Let's put an image of corgi into ./dogs
directory:
wget https://media.os.fressnapf.com/cms/2020/07/ratgeber_hund_rasse_portraits_welsh-corgi-pembroke_1200x527.jpg?t=seoimgsqr_527 -P ./dogs
Now, lets build some simple Pathway pipeline that would try to parse the image and extract structured information defined in pydantic schema.
from pydantic import BaseModel
from pathway.xpacks.llm.llms import OpenAIChat
from pathway.xpacks.llm.parsers import ImageParser
data_sources = pw.io.fs.read(
"./dogs",
format="binary",
mode="static",
)
chat = OpenAIChat(model="gpt-4o-mini")
# schema defining information we want to extract from the image
class DogDetails(BaseModel):
breed: str
surroundings: str
color: str
prompt = "Please provide a description of the image."
parser = ImageParser(
llm=chat,
parse_prompt=prompt,
detail_parse_schema=DogDetails,
)
result = data_sources.select(parsed=parser(data_sources.data))

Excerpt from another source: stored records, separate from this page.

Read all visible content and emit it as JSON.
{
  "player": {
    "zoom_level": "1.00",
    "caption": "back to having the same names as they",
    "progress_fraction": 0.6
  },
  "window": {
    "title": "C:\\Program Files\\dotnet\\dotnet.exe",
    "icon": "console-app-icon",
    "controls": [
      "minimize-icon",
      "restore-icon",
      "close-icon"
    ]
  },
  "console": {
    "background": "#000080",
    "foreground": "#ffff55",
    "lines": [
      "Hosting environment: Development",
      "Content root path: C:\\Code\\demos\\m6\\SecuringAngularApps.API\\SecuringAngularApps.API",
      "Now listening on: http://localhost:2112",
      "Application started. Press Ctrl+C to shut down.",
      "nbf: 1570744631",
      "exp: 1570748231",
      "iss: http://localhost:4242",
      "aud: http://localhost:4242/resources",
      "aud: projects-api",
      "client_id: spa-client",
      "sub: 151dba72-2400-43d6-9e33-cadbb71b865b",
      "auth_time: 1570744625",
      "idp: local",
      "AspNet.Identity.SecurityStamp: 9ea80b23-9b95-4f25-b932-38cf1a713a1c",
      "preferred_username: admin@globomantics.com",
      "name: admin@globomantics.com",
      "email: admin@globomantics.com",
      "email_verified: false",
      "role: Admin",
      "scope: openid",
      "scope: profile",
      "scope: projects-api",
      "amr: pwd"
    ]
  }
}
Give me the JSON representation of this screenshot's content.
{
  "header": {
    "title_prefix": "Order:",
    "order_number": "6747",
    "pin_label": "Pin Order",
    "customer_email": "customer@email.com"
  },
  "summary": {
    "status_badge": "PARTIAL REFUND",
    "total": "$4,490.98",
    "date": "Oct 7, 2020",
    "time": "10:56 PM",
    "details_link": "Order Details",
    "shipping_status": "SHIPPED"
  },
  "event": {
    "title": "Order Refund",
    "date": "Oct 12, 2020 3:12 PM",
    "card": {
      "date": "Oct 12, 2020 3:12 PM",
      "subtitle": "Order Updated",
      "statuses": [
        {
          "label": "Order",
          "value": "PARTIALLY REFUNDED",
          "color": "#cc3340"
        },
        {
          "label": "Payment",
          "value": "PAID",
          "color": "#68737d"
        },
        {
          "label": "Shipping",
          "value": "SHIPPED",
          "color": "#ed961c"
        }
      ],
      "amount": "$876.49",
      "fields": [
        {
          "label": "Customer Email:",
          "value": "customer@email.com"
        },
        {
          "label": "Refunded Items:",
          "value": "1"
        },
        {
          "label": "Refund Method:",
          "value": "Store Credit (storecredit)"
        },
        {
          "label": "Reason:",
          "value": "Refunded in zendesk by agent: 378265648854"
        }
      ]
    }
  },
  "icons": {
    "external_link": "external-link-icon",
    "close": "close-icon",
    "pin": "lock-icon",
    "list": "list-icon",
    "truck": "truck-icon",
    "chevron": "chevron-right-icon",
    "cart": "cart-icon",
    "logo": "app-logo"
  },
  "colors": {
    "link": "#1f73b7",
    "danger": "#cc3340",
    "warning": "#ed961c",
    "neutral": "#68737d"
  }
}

The result (after writing to json) will be:
{
"parsed": [
[
"The image shows a happy Corgi dog running in a grassy area. The Corgi has a reddish-brown and white coat, a fluffy tail, and its tongue is out, giving it a cheerful expression. Its ears are perked up, and it appears to be wearing a red collar. The background is slightly blurred, emphasizing the dog in motion.",
{
"breed": "Pembroke Welsh Corgi",
"surroundings": "outdoors in a grassy area",
"color": "tan and white"
}
]
],
}
Under the hood, there are two requests to the llm
model - the first one generates the basic description using provided prompt
, while the second one uses instructor
to extract information from the image and organize it into a provided detail_parse_schema
.
The second step is optional - if you don't specify detail_parse_schema
parameter, instructor won't call LLM.
SlideParser
SlideParser
is a powerful parser designed to extract information from PowerPoint (PPTX) and PDF slide decks using vision-based LLMs.
It converts slides into images before processing them by vision LLM that tries to describe the content of a slide.
As in case of ImageParser you can also extract information specified in pydantic schema.